Autosomal Dominant Polycystic Kidney Disease (ADPKD)
Autosomal Dominant Polycystic Kidney Disease (ADPKD)
Autosomal Dominant Polycystic Kidney Disease (ADPKD) is an inherited condition in which a person is born with multiple fluid-filled sacs (cysts) in their kidneys. These cysts grow and multiply over time, eventually leading to progressive and irreversible damage to the kidneys, as well as other organ systems.
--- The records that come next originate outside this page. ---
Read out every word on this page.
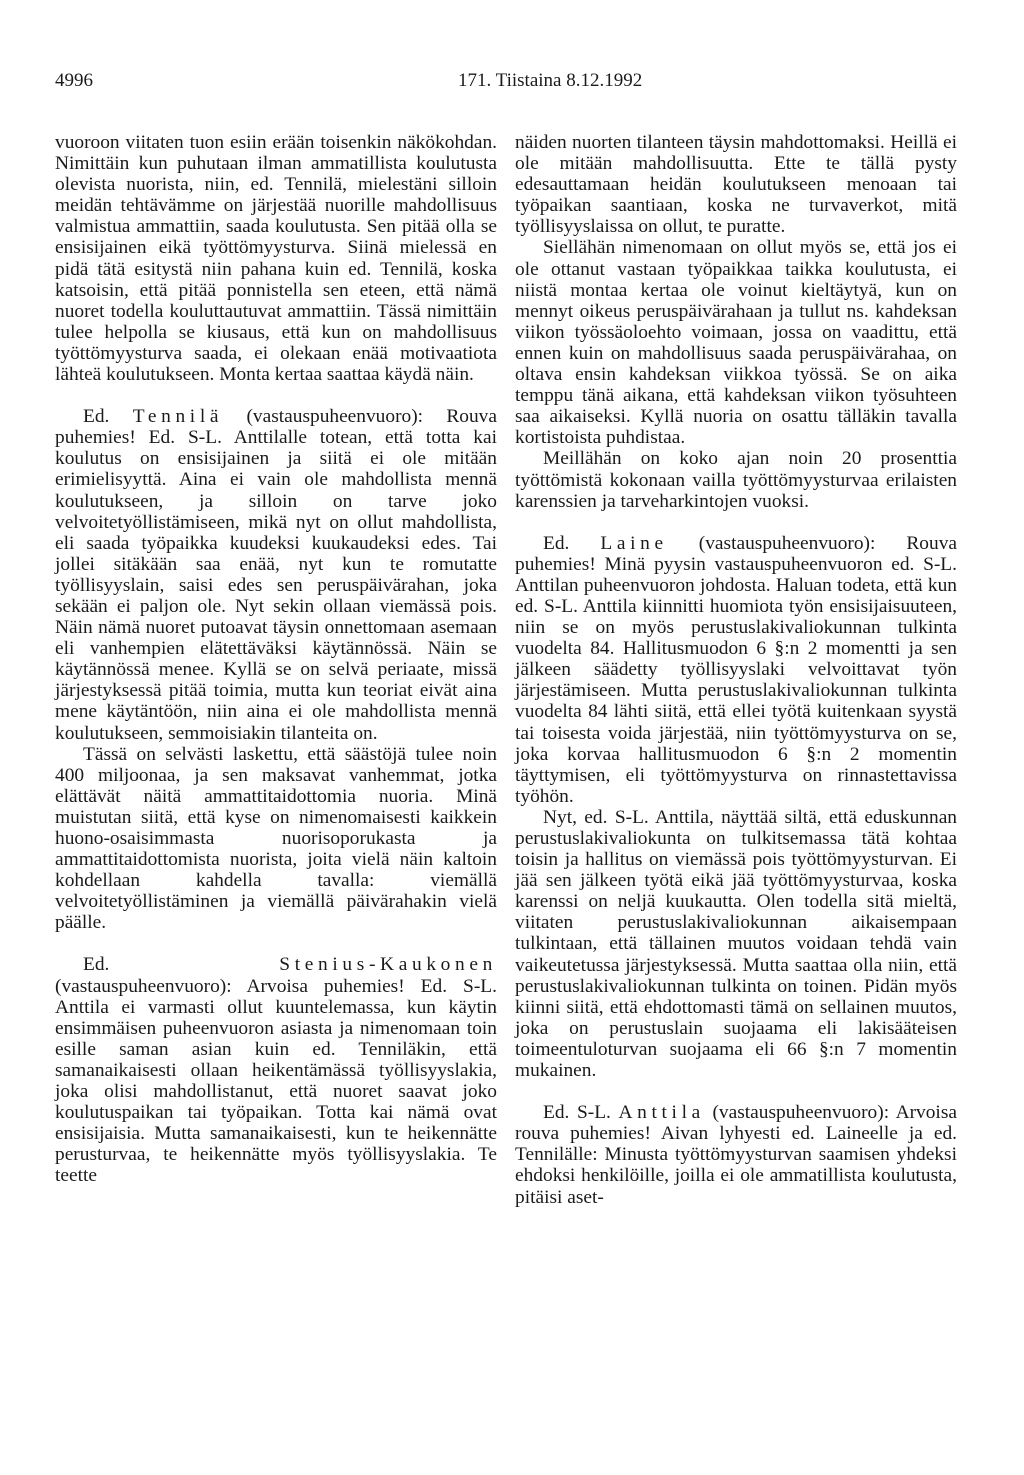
4996	171. Tiistaina 8.12.1992

vuoroon viitaten tuon esiin erään toisenkin näkökohdan. Nimittäin kun puhutaan ilman ammatillista koulutusta olevista nuorista, niin, ed. Tennilä, mielestäni silloin meidän tehtävämme on järjestää nuorille mahdollisuus valmistua ammattiin, saada koulutusta. Sen pitää olla se ensisijainen eikä työttömyysturva. Siinä mielessä en pidä tätä esitystä niin pahana kuin ed. Tennilä, koska katsoisin, että pitää ponnistella sen eteen, että nämä nuoret todella kouluttautuvat ammattiin. Tässä nimittäin tulee helpolla se kiusaus, että kun on mahdollisuus työttömyysturva saada, ei olekaan enää motivaatiota lähteä koulutukseen. Monta kertaa saattaa käydä näin.

Ed. Tennilä (vastauspuheenvuoro): Rouva puhemies! Ed. S-L. Anttilalle totean, että totta kai koulutus on ensisijainen ja siitä ei ole mitään erimielisyyttä. Aina ei vain ole mahdollista mennä koulutukseen, ja silloin on tarve joko velvoitetyöllistämiseen, mikä nyt on ollut mahdollista, eli saada työpaikka kuudeksi kuukaudeksi edes. Tai jollei sitäkään saa enää, nyt kun te romutatte työllisyyslain, saisi edes sen peruspäivärahan, joka sekään ei paljon ole. Nyt sekin ollaan viemässä pois. Näin nämä nuoret putoavat täysin onnettomaan asemaan eli vanhempien elätettäväksi käytännössä. Näin se käytännössä menee. Kyllä se on selvä periaate, missä järjestyksessä pitää toimia, mutta kun teoriat eivät aina mene käytäntöön, niin aina ei ole mahdollista mennä koulutukseen, semmoisiakin tilanteita on.

Tässä on selvästi laskettu, että säästöjä tulee noin 400 miljoonaa, ja sen maksavat vanhemmat, jotka elättävät näitä ammattitaidottomia nuoria. Minä muistutan siitä, että kyse on nimenomaisesti kaikkein huono-osaisimmasta nuorisoporukasta ja ammattitaidottomista nuorista, joita vielä näin kaltoin kohdellaan kahdella tavalla: viemällä velvoitetyöllistäminen ja viemällä päivärahakin vielä päälle.

Ed.	Stenius-Kaukonen (vastauspuheenvuoro): Arvoisa puhemies! Ed. S-L. Anttila ei varmasti ollut kuuntelemassa, kun käytin ensimmäisen puheenvuoron asiasta ja nimenomaan toin esille saman asian kuin ed. Tenniläkin, että samanaikaisesti ollaan heikentämässä työllisyyslakia, joka olisi mahdollistanut, että nuoret saavat joko koulutuspaikan tai työpaikan. Totta kai nämä ovat ensisijaisia. Mutta samanaikaisesti, kun te heikennätte perusturvaa, te heikennätte myös työllisyyslakia. Te teette

näiden nuorten tilanteen täysin mahdottomaksi. Heillä ei ole mitään mahdollisuutta. Ette te tällä pysty edesauttamaan heidän koulutukseen menoaan tai työpaikan saantiaan, koska ne turvaverkot, mitä työllisyyslaissa on ollut, te puratte.

Siellähän nimenomaan on ollut myös se, että jos ei ole ottanut vastaan työpaikkaa taikka koulutusta, ei niistä montaa kertaa ole voinut kieltäytyä, kun on mennyt oikeus peruspäivärahaan ja tullut ns. kahdeksan viikon työssäoloehto voimaan, jossa on vaadittu, että ennen kuin on mahdollisuus saada peruspäivärahaa, on oltava ensin kahdeksan viikkoa työssä. Se on aika temppu tänä aikana, että kahdeksan viikon työsuhteen saa aikaiseksi. Kyllä nuoria on osattu tälläkin tavalla kortistoista puhdistaa.

Meillähän on koko ajan noin 20 prosenttia työttömistä kokonaan vailla työttömyysturvaa erilaisten karenssien ja tarveharkintojen vuoksi.

Ed. Laine (vastauspuheenvuoro): Rouva puhemies! Minä pyysin vastauspuheenvuoron ed. S-L. Anttilan puheenvuoron johdosta. Haluan todeta, että kun ed. S-L. Anttila kiinnitti huomiota työn ensisijaisuuteen, niin se on myös perustuslakivaliokunnan tulkinta vuodelta 84. Hallitusmuodon 6 §:n 2 momentti ja sen jälkeen säädetty työllisyyslaki velvoittavat työn järjestämiseen. Mutta perustuslakivaliokunnan tulkinta vuodelta 84 lähti siitä, että ellei työtä kuitenkaan syystä tai toisesta voida järjestää, niin työttömyysturva on se, joka korvaa hallitusmuodon 6 §:n 2 momentin täyttymisen, eli työttömyysturva on rinnastettavissa työhön.

Nyt, ed. S-L. Anttila, näyttää siltä, että eduskunnan perustuslakivaliokunta on tulkitsemassa tätä kohtaa toisin ja hallitus on viemässä pois työttömyysturvan. Ei jää sen jälkeen työtä eikä jää työttömyysturvaa, koska karenssi on neljä kuukautta. Olen todella sitä mieltä, viitaten perustuslakivaliokunnan aikaisempaan tulkintaan, että tällainen muutos voidaan tehdä vain vaikeutetussa järjestyksessä. Mutta saattaa olla niin, että perustuslakivaliokunnan tulkinta on toinen. Pidän myös kiinni siitä, että ehdottomasti tämä on sellainen muutos, joka on perustuslain suojaama eli lakisääteisen toimeentuloturvan suojaama eli 66 §:n 7 momentin mukainen.

Ed. S-L. Anttila (vastauspuheenvuoro): Arvoisa rouva puhemies! Aivan lyhyesti ed. Laineelle ja ed. Tennilälle: Minusta työttömyysturvan saamisen yhdeksi ehdoksi henkilöille, joilla ei ole ammatillista koulutusta, pitäisi aset-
ADPKD is the most common inherited kidney disease, affecting approximately one in every 500 to 1000 people, and is the fourth leading cause of end-stage kidney failure.
Symptoms of ADPKD
ADPKD can cause a wide range of symptoms including:
- High blood pressure
- Headaches
- Back pain
- Abdominal pain
- Blood in the urine
- Frequent urination
- Poor appetite
- Fatigue
- Swelling in the hands, feet, and/or face
- Kidney stones
Diagnosis and Treatment
ADPKD is usually diagnosed based on a combination of family history, physical exams, imaging studies (such as ultrasound), and urine tests. Treatment for ADPKD is focused on managing symptoms and slowing the progression of the disease. This may include medications to lower blood pressure, pain relief, and lifestyle changes such as eating a healthy diet, exercising regularly, and avoiding smoking. In more severe cases, medical procedures such as cyst aspiration, embolization, or kidney transplantation may be necessary.
Living with ADPKD
ADPKD is a chronic, progressive condition, meaning that it will get worse over time. While there is no cure, ongoing medical care and lifestyle changes can help to manage symptoms and prolong an active, healthy quality of life. It is important to have regular check ups with a doctor, undertake recommended screenings, and follow any medical advice or treatments to help manage the disease.